Understanding Cartesian and Rectangular Coordinates
Cartesian and rectangular coordinates usually mean the same coordinate style. A point is described by distances along straight axes. In two dimensions, the point uses x and y. In three dimensions, the point uses x, y, and z. This calculator keeps that meaning clear. It also helps when data comes from polar, cylindrical, or spherical form.
Why Conversion Matters
Many formulas in geometry, physics, graphics, robotics, navigation, and engineering need rectangular components. A force may be given by length and angle. A sensor may report range and direction. A model may store spherical distance. Rectangular form makes addition, subtraction, scaling, plotting, and vector analysis easier. It breaks one direction-based value into axis-based parts.
What Rectangular Output Shows
The main output is the ordered coordinate. For two dimensional work, that is usually written as (x, y). For three dimensional work, it is written as (x, y, z). The calculator also reports vector magnitude. This value is the straight-line distance from the origin to the point.
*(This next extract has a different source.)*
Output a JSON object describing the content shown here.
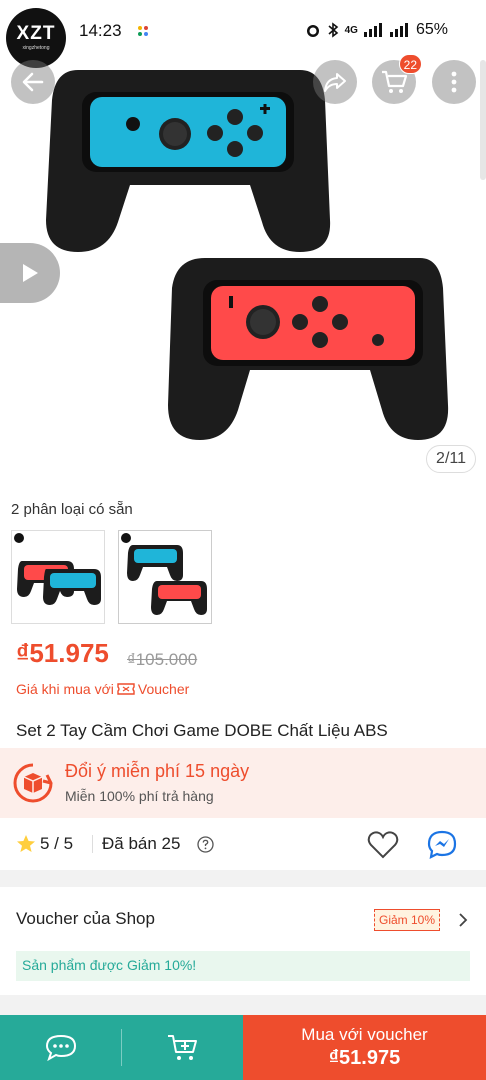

The XY radius shows the distance from the z-axis. The angle from the positive x-axis helps confirm direction. The quadrant label helps check signs.
Polar and Cylindrical Inputs
Polar coordinates use radius and angle. The radius gives distance from the origin. The angle gives rotation from the positive x-axis. Cylindrical coordinates extend polar form by adding height. They are useful for pipes, tanks, circular paths, antennas, and rotating systems. Both systems use cosine for x and sine for y. The z value in cylindrical form stays unchanged.
Spherical Inputs
Spherical coordinates describe a point by radius, azimuth, and inclination. The radius gives total distance from the origin. The azimuth turns around the xy-plane. The inclination drops down from the positive z-axis. This convention is common in mathematics and many engineering texts. Some fields use elevation instead of inclination, so always check the angle definition before entering values.
Advanced Options
The scale factor multiplies every computed component. Translation then shifts the final point along each axis. This is useful when converting local coordinates into a larger map or model. The screen orientation option flips the y direction. That helps when matching image or canvas coordinates. Decimal control keeps answers readable. Scientific notation supports very large or very small values.
Checking the Result
A good conversion should match the expected signs and direction. Positive x points right in standard math. Positive y points upward in standard math. A point in Quadrant II has negative x and positive y. A point in Quadrant III has both x and y negative. If the quadrant looks wrong, check the angle unit and orientation setting first.
Using Exports
The CSV file is useful for spreadsheets and logs. The PDF file is useful for reports, homework notes, and engineering records. Both exports use the same submitted values. Recalculate after changing inputs before saving. This keeps downloaded results aligned with the visible answer.